Neelams-MacBook-Pro:docsearch neelamgurnani$ grep "John" written_2//non-fiction/
OUP/Castro/chB.txt written_2//non-fiction/OUP/Castro/chV.txt written_2//
non-fiction/OUP/Castro/chM.txt
written_2//non-fiction/OUP/Castro/chB.txt:Bourke, Captain John Gregory (1846–1896)
written_2//non-fiction/OUP/Castro/chB.txt:Luke, Mark, John and Matthew
written_2//non-fiction/OUP/Castro/chV.txt:References Alarcon 1989; Brundage 1979;
Demarest and Taylor 1956; Elizondo 1957; -Johnston...
written_2//non-fiction/OUP/Castro/chM.txt:There have been over twenty-one published
versions of the Joaquín Murrieta legend. The first and for many years the one
considered most -authentic was by John ...
written_2//non-fiction/OUP/Castro/chM.txt:Joseph Henry Jackson’s work traces the
history of the legend, claiming all the information came from the John Rollin Ridge ...
Searching for "John" in three files
We can see that in file chV.txt
, the word John is actually found in the name Johnston. To find the files with just the word "John" and no variation that simply contains that string, we use -w.
Neelams-MacBook-Pro:docsearch neelamgurnani$ grep -w "John" written_2//non-fiction/OUP
/Castro/chB.txt written_2//non-fiction/OUP/Castro/chV.txt written_2//non-fiction/OUP/
Castro/chM.txt
written_2//non-fiction/OUP/Castro/chB.txt:Bourke, Captain John Gregory (1846–1896)
written_2//non-fiction/OUP/Castro/chB.txt:Luke, Mark, John and Matthew
written_2//non-fiction/OUP/Castro/chM.txt:There have been over twenty-one published
versions of the Joaquín Murrieta legend.

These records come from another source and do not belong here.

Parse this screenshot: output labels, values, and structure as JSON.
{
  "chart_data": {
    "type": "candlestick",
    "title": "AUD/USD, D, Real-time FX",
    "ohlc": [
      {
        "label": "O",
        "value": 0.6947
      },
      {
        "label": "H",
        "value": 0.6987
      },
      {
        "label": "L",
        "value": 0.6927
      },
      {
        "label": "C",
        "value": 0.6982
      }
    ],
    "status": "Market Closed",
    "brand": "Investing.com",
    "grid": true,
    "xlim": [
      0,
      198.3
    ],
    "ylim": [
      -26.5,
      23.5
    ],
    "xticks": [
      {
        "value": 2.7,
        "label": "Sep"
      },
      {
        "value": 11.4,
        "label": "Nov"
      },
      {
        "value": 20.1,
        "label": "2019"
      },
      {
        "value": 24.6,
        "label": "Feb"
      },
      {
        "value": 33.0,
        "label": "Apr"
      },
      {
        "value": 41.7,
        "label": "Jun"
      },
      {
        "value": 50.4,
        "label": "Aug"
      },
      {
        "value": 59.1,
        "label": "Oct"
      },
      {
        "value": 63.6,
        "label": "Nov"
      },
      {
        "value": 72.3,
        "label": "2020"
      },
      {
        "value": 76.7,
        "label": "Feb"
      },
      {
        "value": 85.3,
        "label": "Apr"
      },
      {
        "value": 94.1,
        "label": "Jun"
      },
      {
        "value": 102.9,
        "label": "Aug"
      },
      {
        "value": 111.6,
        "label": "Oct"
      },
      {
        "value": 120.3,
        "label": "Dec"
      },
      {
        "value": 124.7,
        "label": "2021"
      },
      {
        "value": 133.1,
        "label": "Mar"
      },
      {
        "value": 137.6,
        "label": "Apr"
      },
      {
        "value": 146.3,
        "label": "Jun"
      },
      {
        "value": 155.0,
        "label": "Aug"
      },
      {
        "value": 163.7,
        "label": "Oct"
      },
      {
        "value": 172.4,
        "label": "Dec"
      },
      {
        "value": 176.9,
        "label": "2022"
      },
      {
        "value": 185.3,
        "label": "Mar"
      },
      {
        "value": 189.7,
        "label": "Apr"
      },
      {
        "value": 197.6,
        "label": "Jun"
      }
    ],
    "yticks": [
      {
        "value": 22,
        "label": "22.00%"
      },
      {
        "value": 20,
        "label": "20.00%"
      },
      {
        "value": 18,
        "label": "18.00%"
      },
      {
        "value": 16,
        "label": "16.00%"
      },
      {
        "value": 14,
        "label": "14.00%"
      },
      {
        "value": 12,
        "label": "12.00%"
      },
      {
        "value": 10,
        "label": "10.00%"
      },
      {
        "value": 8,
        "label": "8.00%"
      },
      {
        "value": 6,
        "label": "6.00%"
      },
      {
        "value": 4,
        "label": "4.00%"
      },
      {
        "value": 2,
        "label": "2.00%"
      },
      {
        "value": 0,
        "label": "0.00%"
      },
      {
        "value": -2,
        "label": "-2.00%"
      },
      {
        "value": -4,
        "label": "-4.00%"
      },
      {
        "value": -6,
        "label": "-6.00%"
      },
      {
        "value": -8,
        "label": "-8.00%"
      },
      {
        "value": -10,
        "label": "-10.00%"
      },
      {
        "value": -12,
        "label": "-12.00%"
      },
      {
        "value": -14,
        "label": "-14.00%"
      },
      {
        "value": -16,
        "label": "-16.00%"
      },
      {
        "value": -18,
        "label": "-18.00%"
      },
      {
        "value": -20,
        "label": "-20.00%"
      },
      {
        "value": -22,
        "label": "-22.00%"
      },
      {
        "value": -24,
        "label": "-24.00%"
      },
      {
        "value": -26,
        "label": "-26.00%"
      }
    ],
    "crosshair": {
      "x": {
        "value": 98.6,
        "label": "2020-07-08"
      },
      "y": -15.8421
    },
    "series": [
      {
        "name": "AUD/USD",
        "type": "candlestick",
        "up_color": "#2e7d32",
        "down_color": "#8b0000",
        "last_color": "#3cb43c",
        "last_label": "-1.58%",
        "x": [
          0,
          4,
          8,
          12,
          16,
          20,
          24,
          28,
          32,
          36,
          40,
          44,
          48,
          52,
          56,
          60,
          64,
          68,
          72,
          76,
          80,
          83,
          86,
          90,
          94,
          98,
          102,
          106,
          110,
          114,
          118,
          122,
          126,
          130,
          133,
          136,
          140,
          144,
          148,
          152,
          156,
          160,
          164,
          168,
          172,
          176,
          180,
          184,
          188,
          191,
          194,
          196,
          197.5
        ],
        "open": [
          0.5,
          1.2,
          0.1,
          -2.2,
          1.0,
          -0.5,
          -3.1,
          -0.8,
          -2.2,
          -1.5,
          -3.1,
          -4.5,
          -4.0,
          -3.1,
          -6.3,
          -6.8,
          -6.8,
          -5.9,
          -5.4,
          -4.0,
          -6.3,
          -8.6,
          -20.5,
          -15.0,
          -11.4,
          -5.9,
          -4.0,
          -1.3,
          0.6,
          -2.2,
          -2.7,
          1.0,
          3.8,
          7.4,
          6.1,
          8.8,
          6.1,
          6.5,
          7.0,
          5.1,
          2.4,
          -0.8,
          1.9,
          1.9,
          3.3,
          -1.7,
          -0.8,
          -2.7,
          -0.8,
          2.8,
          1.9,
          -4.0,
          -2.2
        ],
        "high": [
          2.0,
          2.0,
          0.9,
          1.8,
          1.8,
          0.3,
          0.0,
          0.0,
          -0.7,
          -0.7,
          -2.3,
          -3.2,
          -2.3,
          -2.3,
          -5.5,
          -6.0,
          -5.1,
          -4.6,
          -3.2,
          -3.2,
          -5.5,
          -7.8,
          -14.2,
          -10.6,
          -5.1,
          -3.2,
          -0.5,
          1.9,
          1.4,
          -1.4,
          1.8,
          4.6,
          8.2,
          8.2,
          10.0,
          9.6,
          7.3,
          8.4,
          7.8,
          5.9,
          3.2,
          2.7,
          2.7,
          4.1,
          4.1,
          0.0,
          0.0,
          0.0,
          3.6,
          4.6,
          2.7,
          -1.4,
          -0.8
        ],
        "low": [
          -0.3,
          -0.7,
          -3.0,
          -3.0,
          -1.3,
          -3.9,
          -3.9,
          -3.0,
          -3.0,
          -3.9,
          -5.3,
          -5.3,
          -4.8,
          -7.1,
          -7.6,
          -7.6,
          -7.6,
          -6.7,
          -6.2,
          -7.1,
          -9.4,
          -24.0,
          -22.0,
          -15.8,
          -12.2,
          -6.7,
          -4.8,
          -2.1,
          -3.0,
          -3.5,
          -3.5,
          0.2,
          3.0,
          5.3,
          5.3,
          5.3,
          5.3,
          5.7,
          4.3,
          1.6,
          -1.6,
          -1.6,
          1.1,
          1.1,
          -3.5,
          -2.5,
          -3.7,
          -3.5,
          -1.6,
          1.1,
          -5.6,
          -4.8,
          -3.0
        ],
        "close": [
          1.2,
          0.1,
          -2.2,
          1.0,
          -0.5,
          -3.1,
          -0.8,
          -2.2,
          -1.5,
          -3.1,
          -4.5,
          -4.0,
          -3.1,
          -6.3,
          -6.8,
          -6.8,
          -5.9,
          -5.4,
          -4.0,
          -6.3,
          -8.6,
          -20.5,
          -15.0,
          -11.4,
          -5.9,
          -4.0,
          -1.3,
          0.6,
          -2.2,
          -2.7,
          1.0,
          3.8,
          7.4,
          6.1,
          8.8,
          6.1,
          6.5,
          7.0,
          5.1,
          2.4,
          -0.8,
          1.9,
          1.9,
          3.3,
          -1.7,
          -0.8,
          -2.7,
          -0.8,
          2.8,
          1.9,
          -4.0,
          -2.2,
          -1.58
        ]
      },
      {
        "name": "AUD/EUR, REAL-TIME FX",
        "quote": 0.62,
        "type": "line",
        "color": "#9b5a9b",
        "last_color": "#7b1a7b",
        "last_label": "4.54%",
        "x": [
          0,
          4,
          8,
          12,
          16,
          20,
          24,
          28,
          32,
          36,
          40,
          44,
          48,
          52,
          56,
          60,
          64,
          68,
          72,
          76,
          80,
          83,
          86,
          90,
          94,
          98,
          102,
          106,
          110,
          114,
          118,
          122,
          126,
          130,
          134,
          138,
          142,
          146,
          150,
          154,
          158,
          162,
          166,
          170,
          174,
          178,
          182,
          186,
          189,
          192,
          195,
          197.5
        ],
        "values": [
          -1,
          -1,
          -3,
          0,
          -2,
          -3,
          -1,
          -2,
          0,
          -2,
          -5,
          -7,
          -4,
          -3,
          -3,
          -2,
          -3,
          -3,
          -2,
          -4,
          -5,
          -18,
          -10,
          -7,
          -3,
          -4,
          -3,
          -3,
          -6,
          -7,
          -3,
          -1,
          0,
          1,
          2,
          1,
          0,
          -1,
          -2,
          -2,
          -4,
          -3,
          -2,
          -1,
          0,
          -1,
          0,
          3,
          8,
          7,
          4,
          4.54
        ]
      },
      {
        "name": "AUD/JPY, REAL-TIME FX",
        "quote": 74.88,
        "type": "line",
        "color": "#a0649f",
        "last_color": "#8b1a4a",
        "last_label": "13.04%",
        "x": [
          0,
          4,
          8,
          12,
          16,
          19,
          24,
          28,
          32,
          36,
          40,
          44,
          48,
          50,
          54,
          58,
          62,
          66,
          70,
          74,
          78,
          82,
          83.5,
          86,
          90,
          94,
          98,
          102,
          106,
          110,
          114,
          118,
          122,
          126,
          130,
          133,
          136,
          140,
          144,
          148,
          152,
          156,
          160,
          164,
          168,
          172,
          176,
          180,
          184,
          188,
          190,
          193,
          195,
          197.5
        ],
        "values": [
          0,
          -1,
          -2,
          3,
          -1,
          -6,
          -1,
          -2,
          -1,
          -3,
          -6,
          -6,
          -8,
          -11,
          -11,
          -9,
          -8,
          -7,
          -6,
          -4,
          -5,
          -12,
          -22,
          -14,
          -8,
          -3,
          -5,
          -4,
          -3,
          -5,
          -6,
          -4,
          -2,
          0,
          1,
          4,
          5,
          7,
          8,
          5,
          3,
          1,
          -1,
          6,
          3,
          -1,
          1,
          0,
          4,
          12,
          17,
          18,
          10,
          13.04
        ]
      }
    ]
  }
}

The first and for many years the one
considered most -authentic was by John ...
written_2//non-fiction/OUP/Castro/chM.txt:Joseph Henry Jackson’s work traces the
history of the legend, claiming all the information came from the John Rollin Ridge ...
Only returns the results that contain the exact word "John"
A more visible example of this is when we put the results of grep into a file and look at the word count of each file.
Neelams-MacBook-Pro:docsearch neelamgurnani$ grep -rl "social" written_2 > social-
count.txt
Neelams-MacBook-Pro:docsearch neelamgurnani$ grep -rlw "social" written_2 > social-
w-count.txt
Neelams-MacBook-Pro:docsearch neelamgurnani$ wc social-count.txt
94 94 4708 social-count.txt
Neelams-MacBook-Pro:docsearch neelamgurnani$ wc social-w-count.txt
82 82 4080 social-w-count.txt
Combining r, l, and w modifiers.
Just searching for the expression "social" in all possible forms, we get 94 results; searching for the word "social", we end up with 82. Perhaps other forms are commonly used that contain the phrase, such as "socially".